The Eurozone recovery may finally be materialising, albeit at a lacklustre pace.
Data from Markit has shown the currency bloc's purchasing managers' index has risen from 50.5 to 51.5.
That's below expectations of a rise to 51.7, but it's still pretty good news.
Christian Schulz, senior economist, Berenberg:
The overall data conceal two different recoveries happening at the same time. Germany has a domestic-demand driven recovery: the domestic-oriented services PMI is stronger than the export-oriented manufacturing equivalent. In all other major countries it is the other way around, confirming an export-led demand.

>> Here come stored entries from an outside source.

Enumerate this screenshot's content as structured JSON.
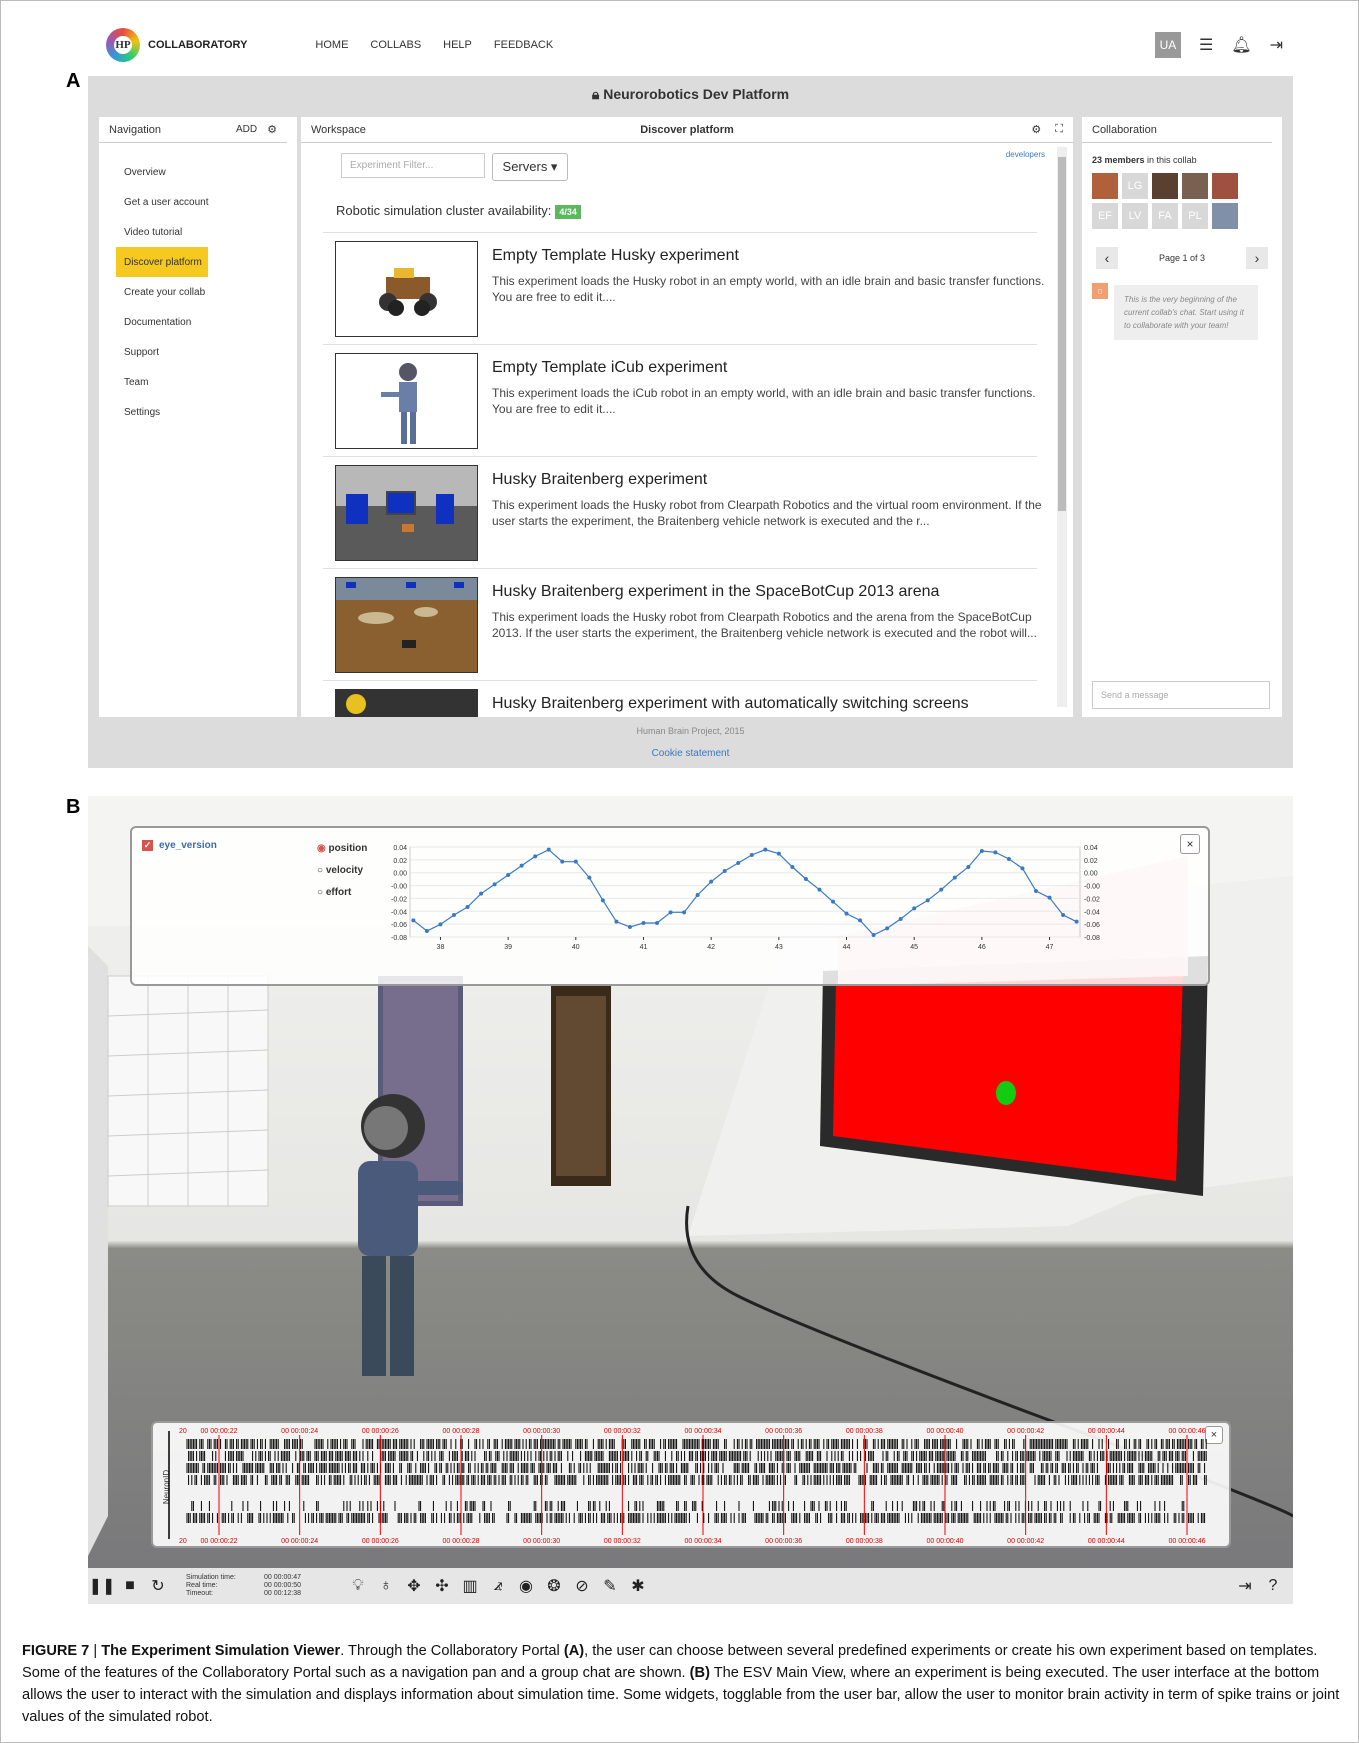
{
  "panel_labels": {
    "a": "A",
    "b": "B"
  },
  "topbar": {
    "logo_text": "HP",
    "brand": "COLLABORATORY",
    "nav": [
      "HOME",
      "COLLABS",
      "HELP",
      "FEEDBACK"
    ],
    "user_initials": "UA",
    "icons": [
      "list-icon",
      "bell-icon",
      "logout-icon"
    ]
  },
  "platform_title": "Neurorobotics Dev Platform",
  "navigation": {
    "title": "Navigation",
    "add_label": "ADD",
    "items": [
      "Overview",
      "Get a user account",
      "Video tutorial",
      "Discover platform",
      "Create your collab",
      "Documentation",
      "Support",
      "Team",
      "Settings"
    ],
    "active": "Discover platform"
  },
  "workspace": {
    "title": "Workspace",
    "tab_title": "Discover platform",
    "filter_placeholder": "Experiment Filter...",
    "servers_label": "Servers ▾",
    "developers_link": "developers",
    "cluster_text": "Robotic simulation cluster availability:",
    "cluster_badge": "4/34",
    "experiments": [
      {
        "title": "Empty Template Husky experiment",
        "desc": "This experiment loads the Husky robot in an empty world, with an idle brain and basic transfer functions. You are free to edit it...."
      },
      {
        "title": "Empty Template iCub experiment",
        "desc": "This experiment loads the iCub robot in an empty world, with an idle brain and basic transfer functions. You are free to edit it...."
      },
      {
        "title": "Husky Braitenberg experiment",
        "desc": "This experiment loads the Husky robot from Clearpath Robotics and the virtual room environment. If the user starts the experiment, the Braitenberg vehicle network is executed and the r..."
      },
      {
        "title": "Husky Braitenberg experiment in the SpaceBotCup 2013 arena",
        "desc": "This experiment loads the Husky robot from Clearpath Robotics and the arena from the SpaceBotCup 2013. If the user starts the experiment, the Braitenberg vehicle network is executed and the robot will..."
      },
      {
        "title": "Husky Braitenberg experiment with automatically switching screens",
        "desc": ""
      }
    ]
  },
  "footer": {
    "copyright": "Human Brain Project, 2015",
    "cookie": "Cookie statement"
  },
  "collaboration": {
    "title": "Collaboration",
    "members_count": "23 members",
    "members_suffix": " in this collab",
    "avatars": [
      {
        "initials": "",
        "color": "#b0603a"
      },
      {
        "initials": "LG",
        "color": "#d8d8d8"
      },
      {
        "initials": "",
        "color": "#5a4030"
      },
      {
        "initials": "",
        "color": "#7a6050"
      },
      {
        "initials": "",
        "color": "#a05040"
      },
      {
        "initials": "EF",
        "color": "#d8d8d8"
      },
      {
        "initials": "LV",
        "color": "#d8d8d8"
      },
      {
        "initials": "FA",
        "color": "#d8d8d8"
      },
      {
        "initials": "PL",
        "color": "#d8d8d8"
      },
      {
        "initials": "",
        "color": "#8090a8"
      }
    ],
    "page_text": "Page 1 of 3",
    "chat_text": "This is the very beginning of the current collab's chat. Start using it to collaborate with your team!",
    "send_placeholder": "Send a message"
  },
  "joint_widget": {
    "checkbox_label": "eye_version",
    "radios": [
      "position",
      "velocity",
      "effort"
    ],
    "selected": "position",
    "close": "×"
  },
  "chart_data": {
    "type": "line",
    "x": [
      37.6,
      37.8,
      38.0,
      38.2,
      38.4,
      38.6,
      38.8,
      39.0,
      39.2,
      39.4,
      39.6,
      39.8,
      40.0,
      40.2,
      40.4,
      40.6,
      40.8,
      41.0,
      41.2,
      41.4,
      41.6,
      41.8,
      42.0,
      42.2,
      42.4,
      42.6,
      42.8,
      43.0,
      43.2,
      43.4,
      43.6,
      43.8,
      44.0,
      44.2,
      44.4,
      44.6,
      44.8,
      45.0,
      45.2,
      45.4,
      45.6,
      45.8,
      46.0,
      46.2,
      46.4,
      46.6,
      46.8,
      47.0,
      47.2,
      47.4
    ],
    "y": [
      -0.06,
      -0.076,
      -0.066,
      -0.052,
      -0.04,
      -0.02,
      -0.006,
      0.008,
      0.022,
      0.036,
      0.046,
      0.028,
      0.028,
      0.004,
      -0.03,
      -0.062,
      -0.07,
      -0.064,
      -0.064,
      -0.048,
      -0.048,
      -0.022,
      -0.002,
      0.014,
      0.026,
      0.038,
      0.046,
      0.04,
      0.02,
      0.002,
      -0.014,
      -0.032,
      -0.05,
      -0.06,
      -0.082,
      -0.072,
      -0.058,
      -0.042,
      -0.03,
      -0.014,
      0.004,
      0.02,
      0.044,
      0.042,
      0.032,
      0.018,
      -0.016,
      -0.026,
      -0.052,
      -0.062
    ],
    "xticks": [
      "38",
      "39",
      "40",
      "41",
      "42",
      "43",
      "44",
      "45",
      "46",
      "47"
    ],
    "yticks": [
      "0.04",
      "0.02",
      "0.00",
      "-0.00",
      "-0.02",
      "-0.04",
      "-0.06",
      "-0.08"
    ],
    "ylim": [
      -0.085,
      0.05
    ],
    "xlim": [
      37.55,
      47.45
    ]
  },
  "spike_widget": {
    "axis_label": "NeuronID",
    "y_top": "20",
    "y_bottom": "20",
    "times": [
      "00 00:00:22",
      "00 00:00:24",
      "00 00:00:26",
      "00 00:00:28",
      "00 00:00:30",
      "00 00:00:32",
      "00 00:00:34",
      "00 00:00:36",
      "00 00:00:38",
      "00 00:00:40",
      "00 00:00:42",
      "00 00:00:44",
      "00 00:00:46"
    ],
    "close": "×"
  },
  "toolbar": {
    "sim_labels": [
      "Simulation time:",
      "Real time:",
      "Timeout:"
    ],
    "sim_values": [
      "00 00:00:47",
      "00 00:00:50",
      "00 00:12:38"
    ]
  },
  "caption": {
    "prefix": "FIGURE 7",
    "sep": " | ",
    "title": "The Experiment Simulation Viewer",
    "t1": ". Through the Collaboratory Portal ",
    "a": "(A)",
    "t2": ", the user can choose between several predefined experiments or create his own experiment based on templates. Some of the features of the Collaboratory Portal such as a navigation pan and a group chat are shown. ",
    "b": "(B)",
    "t3": " The ESV Main View, where an experiment is being executed. The user interface at the bottom allows the user to interact with the simulation and displays information about simulation time. Some widgets, togglable from the user bar, allow the user to monitor brain activity in term of spike trains or joint values of the simulated robot."
  }
}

Among large countries, Spain is the most advanced in terms of structural reforms, and it shows: Spain seems the closest to emulating Germany’s export-led recovery in the mid-2000s following its Agenda 2010 labour market reforms. Led by strong export growth, confidence is spreading to the more domestic oriented services sector. Unemployment should continue to fall, which, in turn, improves the fiscal situation and relieves the financial sector.

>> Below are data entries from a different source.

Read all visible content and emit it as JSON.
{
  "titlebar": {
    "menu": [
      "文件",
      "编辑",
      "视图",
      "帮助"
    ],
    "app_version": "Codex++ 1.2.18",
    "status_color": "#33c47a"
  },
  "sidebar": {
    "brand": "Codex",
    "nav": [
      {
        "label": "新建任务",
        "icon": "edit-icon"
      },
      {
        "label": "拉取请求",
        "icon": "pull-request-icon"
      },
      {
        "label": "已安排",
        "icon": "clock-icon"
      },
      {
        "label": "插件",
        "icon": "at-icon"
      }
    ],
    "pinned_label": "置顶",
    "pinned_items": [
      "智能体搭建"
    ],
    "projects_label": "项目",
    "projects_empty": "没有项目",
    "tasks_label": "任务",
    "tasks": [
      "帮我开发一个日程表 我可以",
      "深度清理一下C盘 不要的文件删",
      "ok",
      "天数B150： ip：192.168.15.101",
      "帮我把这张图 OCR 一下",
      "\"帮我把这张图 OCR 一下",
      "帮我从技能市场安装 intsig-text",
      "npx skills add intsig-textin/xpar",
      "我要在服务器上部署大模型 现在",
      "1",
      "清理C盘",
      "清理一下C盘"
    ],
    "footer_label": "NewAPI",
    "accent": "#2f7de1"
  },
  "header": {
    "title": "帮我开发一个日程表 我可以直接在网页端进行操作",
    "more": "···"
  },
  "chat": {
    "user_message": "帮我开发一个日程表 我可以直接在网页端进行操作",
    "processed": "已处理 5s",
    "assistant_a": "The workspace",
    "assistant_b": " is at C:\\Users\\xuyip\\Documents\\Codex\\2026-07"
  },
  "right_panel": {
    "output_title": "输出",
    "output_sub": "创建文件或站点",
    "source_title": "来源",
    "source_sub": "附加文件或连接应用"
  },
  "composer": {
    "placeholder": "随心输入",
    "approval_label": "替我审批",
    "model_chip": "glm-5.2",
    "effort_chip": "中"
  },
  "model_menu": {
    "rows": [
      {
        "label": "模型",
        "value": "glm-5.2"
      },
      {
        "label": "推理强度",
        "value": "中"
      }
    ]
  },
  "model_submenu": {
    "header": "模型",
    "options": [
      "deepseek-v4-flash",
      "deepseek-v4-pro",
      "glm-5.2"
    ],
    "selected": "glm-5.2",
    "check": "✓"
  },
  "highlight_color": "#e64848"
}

A virtuous circle could begin, where fiscal improvement helps borrowing costs to fall, stimulating investment and jobs growth. That then increases tax revenues and improves the fiscal situation even further. Italy and France are falling behind, although their economic and fiscal problems were smaller than Spain’s. Further reforms will be inevitable in both countries.
Chris Williamson, chief economist at Markit said:
The eurozone recovery is looking increasingly broad-based, with more sectors and more countries emerging from recession.

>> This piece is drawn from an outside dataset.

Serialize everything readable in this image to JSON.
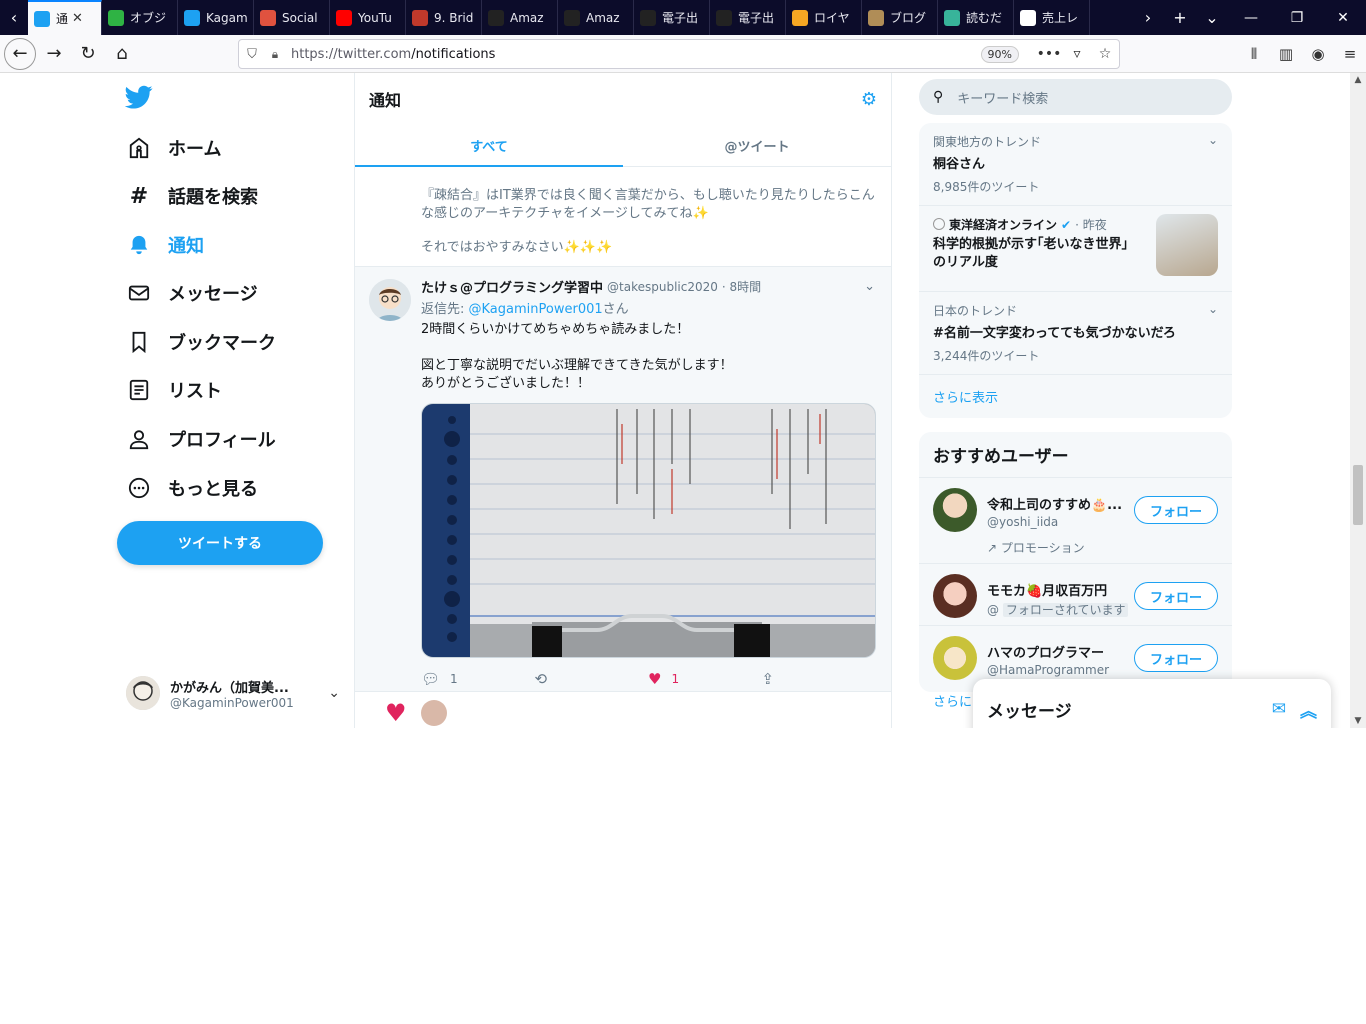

Service sector companies reported the first increase in business activity for a year-and-a-half in August, which follows news from the manufacturing PMI that goods production is now growing at the fastest pace for over two years. Encouragingly, domestic demand is starting to pick up within the euro area, with the region’s retail PMI also moving into positive territory for the first time in over two years in August.